Interface‐Engineering‐Induced C−C Coupling for C 2 H 4 Photosynthesis from Atmospheric‐Concentration CO 2 Reduction

Abstract Producing ethylene (C 2 H 4 ) from carbon dioxide (CO 2 ) photoreduction under mild conditions is primarily restricted by the difficulty of C−C coupling. Herein, we designed highly active metal atom clusters anchored on semiconductor nanosheets, which established heteroatom sites on the interface to steer C−C coupling, realizing air‐concentration CO 2 photoreduction into C 2 H 4 in pure water. As an example, the Pd nanoclusters loaded on ZnO nanosheets are prepared, demonstrated by the X‐ray photoelectron spectroscopy and high‐angle annular dark‐field image.
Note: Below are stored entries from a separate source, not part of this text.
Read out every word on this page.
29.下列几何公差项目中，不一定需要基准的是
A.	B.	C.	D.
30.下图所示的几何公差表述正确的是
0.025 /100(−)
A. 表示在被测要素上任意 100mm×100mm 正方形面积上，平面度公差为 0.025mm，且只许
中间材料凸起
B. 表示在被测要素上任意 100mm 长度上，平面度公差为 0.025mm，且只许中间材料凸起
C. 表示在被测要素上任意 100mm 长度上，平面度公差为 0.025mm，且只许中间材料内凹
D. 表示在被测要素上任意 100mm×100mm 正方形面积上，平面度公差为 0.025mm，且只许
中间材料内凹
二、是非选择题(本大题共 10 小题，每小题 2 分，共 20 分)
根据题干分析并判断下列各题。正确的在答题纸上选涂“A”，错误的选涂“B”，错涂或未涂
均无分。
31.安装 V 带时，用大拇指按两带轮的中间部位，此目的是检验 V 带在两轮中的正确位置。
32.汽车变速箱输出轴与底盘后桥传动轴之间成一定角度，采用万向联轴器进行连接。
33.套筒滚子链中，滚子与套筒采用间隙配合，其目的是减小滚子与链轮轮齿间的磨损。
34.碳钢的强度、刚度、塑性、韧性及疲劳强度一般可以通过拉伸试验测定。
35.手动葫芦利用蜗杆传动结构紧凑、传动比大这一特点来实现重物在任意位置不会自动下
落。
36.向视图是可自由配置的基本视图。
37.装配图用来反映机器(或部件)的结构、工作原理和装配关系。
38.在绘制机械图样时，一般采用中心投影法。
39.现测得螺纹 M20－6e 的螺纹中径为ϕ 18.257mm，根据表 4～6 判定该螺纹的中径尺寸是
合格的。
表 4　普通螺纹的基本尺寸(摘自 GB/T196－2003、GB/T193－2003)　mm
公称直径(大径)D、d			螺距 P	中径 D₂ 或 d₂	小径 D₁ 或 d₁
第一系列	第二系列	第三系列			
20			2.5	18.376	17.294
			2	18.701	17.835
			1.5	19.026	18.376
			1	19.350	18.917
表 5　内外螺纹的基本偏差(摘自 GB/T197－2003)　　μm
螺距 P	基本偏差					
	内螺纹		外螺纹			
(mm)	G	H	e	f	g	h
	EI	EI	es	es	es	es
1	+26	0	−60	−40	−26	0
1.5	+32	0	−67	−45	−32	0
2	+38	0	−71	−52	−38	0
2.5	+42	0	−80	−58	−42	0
In situ Fourier transform infrared spectroscopy confirms the C−C coupling step over the Pd‐ZnO nanosheets, while quasi in situ X‐ray photoelectron spectroscopy illustrates the active sites of Pd and Zn atoms on the Pd‐ZnO nanosheets during CO 2 photoreduction. Density functional theoretical calculations unveil the transition state energy barrier of C−C coupling of CO* and COH* intermediates are only 0.998 eV, hinting the easy C−C coupling to produce C 2 fuels. Therefore, the Pd‐ZnO nanosheets realize C 2 H 4 photosynthesis by atmospheric‐concentration CO 2 reduction with the formation rate of 1.03 μmol g −1 h −1 , while the ZnO nanosheets only acquired the carbon monoxide product.